The producer begins to obsess about Susan Colgate, he needs help in finding her, believing that she will somehow 'love' the unlovable. He discovers a video rental clerk/screenwriter wannabe who has a shrine to Susan and more importantly, her address. Together, these unlikely people team up to find his vision, taking along for the ride the clerks intelligent, forceful girlfriend who works for the Rand Corporation.
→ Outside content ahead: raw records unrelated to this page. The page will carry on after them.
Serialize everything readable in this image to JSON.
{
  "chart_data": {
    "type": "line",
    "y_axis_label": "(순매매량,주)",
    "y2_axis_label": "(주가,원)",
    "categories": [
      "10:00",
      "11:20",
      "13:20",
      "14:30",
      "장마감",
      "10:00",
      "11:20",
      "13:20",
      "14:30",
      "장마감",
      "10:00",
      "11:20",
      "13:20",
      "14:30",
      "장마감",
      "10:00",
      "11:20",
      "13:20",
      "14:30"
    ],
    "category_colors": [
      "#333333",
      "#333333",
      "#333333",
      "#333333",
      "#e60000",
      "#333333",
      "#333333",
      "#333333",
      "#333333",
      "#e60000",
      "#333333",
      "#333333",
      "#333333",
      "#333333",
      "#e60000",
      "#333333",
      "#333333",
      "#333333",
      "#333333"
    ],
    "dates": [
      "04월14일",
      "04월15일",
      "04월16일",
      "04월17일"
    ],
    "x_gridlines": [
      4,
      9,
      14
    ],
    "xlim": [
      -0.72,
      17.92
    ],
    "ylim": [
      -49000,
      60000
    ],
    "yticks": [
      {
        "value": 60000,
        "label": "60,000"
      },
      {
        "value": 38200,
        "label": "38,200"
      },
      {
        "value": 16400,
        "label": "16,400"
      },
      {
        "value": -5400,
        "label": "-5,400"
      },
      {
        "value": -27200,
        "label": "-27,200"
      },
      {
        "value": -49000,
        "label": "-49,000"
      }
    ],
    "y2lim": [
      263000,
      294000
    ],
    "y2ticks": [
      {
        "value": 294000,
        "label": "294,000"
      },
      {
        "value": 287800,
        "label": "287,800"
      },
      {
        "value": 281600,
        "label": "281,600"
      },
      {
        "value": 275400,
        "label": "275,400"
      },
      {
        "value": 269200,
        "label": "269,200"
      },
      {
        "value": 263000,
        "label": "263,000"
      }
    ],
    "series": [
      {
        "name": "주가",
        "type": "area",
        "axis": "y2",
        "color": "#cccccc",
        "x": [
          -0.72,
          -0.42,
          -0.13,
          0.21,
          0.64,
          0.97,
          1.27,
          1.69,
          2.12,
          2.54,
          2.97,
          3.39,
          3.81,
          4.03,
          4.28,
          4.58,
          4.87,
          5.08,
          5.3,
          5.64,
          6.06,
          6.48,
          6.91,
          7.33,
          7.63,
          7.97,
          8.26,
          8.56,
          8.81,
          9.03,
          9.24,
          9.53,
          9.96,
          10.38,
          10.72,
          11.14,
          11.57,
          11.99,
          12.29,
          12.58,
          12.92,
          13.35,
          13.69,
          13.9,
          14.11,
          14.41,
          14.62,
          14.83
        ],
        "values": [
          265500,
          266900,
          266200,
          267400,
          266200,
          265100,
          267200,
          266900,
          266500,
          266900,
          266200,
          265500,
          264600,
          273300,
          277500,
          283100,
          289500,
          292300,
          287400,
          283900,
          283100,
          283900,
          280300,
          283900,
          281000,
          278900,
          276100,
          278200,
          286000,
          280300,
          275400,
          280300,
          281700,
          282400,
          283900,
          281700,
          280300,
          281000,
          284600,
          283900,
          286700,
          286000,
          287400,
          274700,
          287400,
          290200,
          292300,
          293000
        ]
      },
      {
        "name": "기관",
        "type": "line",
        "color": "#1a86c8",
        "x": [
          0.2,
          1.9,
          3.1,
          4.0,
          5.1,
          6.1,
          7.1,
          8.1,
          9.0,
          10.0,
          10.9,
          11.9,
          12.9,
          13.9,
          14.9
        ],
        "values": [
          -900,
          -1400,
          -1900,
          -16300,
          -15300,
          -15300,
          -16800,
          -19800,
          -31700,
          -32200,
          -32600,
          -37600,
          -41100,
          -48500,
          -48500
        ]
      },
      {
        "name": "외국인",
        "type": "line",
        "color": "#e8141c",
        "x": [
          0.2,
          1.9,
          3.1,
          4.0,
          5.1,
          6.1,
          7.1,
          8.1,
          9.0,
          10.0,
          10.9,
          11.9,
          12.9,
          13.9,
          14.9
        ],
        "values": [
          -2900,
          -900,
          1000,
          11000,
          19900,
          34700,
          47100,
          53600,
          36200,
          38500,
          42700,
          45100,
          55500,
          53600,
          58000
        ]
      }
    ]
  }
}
Coupland doesn't really give us any characters you can respect or even be inspired by. In some ways his characters are always lame and confused by modern existence, yet all of them come so complete, so weird and yet so plainly normal, his novels should be required reading for American Studies. He is able to give us the world of Oprah and Rosie OšDonnell yet provide the 'irony-lite' of David Letterman. There may be people who need to validate their lives by spreading lies on the web about celebrities or shopping at 24 hour supermarkets because they can and generally living absurd lives, often pathetic lives, but Coupland's not making these people up. They are the inheritors of the world and he has them all living in his literary zoo, like Far Side characters, too real for comfort. One could write songs about burned out folks yearning for love in scraps of desire.

Miss Wyoming perhaps lacks the apocalyptic vision that marked the wonderful Girlfriend in a Coma but Miss Wyoming is comfort food enough whilst we await the next Coupland novel.